La Mort de César, Suétone

ORAL _ Suétone « La mort de César »


A) Suétone, le « chroniqueur »

    Suétone a vécu entre le Ier et II ème siècle aC. Il est principalement connu pour son La Vie des douze Césars. Il était secrétaire d’Hadrien ce qui lui permettait de superviser la gestion de la correspondance principale de l’Empire. Comme il l’est écrit dans la courte biographie précédant le texte, « par fonction il aim[ait] l’Empire, mais dans ses biographies il sembl[ait] détester les empereurs ». On connaît de lui sa réputation de « colporteurs de ragots » car il a recueilli de nombreuses histoires et anecdotes colportées par la rumeur. Même si l’authenticité de ses écrits n’est pas certaine, il en reste qu’ils donnent une idée assez fidèle de ce qui se disait au sujet des empereurs à son époque. 
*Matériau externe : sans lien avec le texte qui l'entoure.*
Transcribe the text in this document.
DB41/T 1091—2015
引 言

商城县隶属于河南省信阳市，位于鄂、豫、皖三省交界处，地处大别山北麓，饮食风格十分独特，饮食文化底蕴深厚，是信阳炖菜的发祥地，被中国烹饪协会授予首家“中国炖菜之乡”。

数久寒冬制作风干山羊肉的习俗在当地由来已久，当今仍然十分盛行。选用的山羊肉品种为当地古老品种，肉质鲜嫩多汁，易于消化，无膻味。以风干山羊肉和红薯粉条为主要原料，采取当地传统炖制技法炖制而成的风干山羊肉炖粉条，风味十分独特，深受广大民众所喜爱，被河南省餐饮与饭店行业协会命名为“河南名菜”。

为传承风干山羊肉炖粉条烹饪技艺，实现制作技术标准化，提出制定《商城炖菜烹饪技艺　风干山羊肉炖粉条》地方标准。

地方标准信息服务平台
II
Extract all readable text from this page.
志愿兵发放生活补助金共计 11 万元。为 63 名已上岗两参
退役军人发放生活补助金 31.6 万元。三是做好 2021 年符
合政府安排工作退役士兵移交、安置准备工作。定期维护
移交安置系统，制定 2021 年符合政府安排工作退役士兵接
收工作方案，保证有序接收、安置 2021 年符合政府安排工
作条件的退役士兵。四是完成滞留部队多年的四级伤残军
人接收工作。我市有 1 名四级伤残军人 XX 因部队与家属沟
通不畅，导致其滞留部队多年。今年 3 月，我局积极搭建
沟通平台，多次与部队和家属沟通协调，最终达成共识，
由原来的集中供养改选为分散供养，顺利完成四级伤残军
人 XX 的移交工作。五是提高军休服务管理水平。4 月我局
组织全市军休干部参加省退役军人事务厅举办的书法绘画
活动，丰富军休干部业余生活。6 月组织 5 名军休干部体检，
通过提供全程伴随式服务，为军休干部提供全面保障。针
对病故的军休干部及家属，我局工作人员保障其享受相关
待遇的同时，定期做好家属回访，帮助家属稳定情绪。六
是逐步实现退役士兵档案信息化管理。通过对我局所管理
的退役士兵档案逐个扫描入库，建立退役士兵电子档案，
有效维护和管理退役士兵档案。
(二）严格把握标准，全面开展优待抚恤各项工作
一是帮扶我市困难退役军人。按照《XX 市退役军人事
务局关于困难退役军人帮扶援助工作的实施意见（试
B) Direction de la lecture

    Nous verrons comment, dans un style plutôt froid et sans ornement Suétone dresse le portrait de la naissance de la conspiration qui mettra fin aux jours de l’empereur Jules César le 15 mars de l’an 44.

C) Lecture du texte

D) Vocabulaire

    - fête des Lupercales: Dans la Rome antique, les Lupercales sont des fêtes annuelles célébrées à Rome par les luperques du 13 au 15 février, près d'une grotte nommée le Lupercal (située au pied du mont Palatin), en l'honneur du dieu des troupeaux, Faunus Lupercus. La fête des Lupercales est une fête de purification.
- les Parthes: peuple occupant un vaste territoire à l'est de l'Euphrate et qui avait infligé une sévère défaite aux légions romaines commandées par Crassus, en 53.
- la Curie: siège du Sénat.
- licteurs: constituaient l’escorte des magistrats.
- tribuns: représentants de la plèbe.
- comices: assemblées du peuple au nombre de trois.
- Champ de mars: les Romains baptisèrent « Champ de Mars » l’endroit exact où se déroula la bataille des derniers gaulois libres; Selon la tradition le corps de César sera incinéré en ce lieu.
- Ides de mars: correspondent au 15 mars dans le calendrier romain.
- haruspice: devin étrusque qui examinait les entrailles d’un animal sacrifié afin de prédire l’avenir.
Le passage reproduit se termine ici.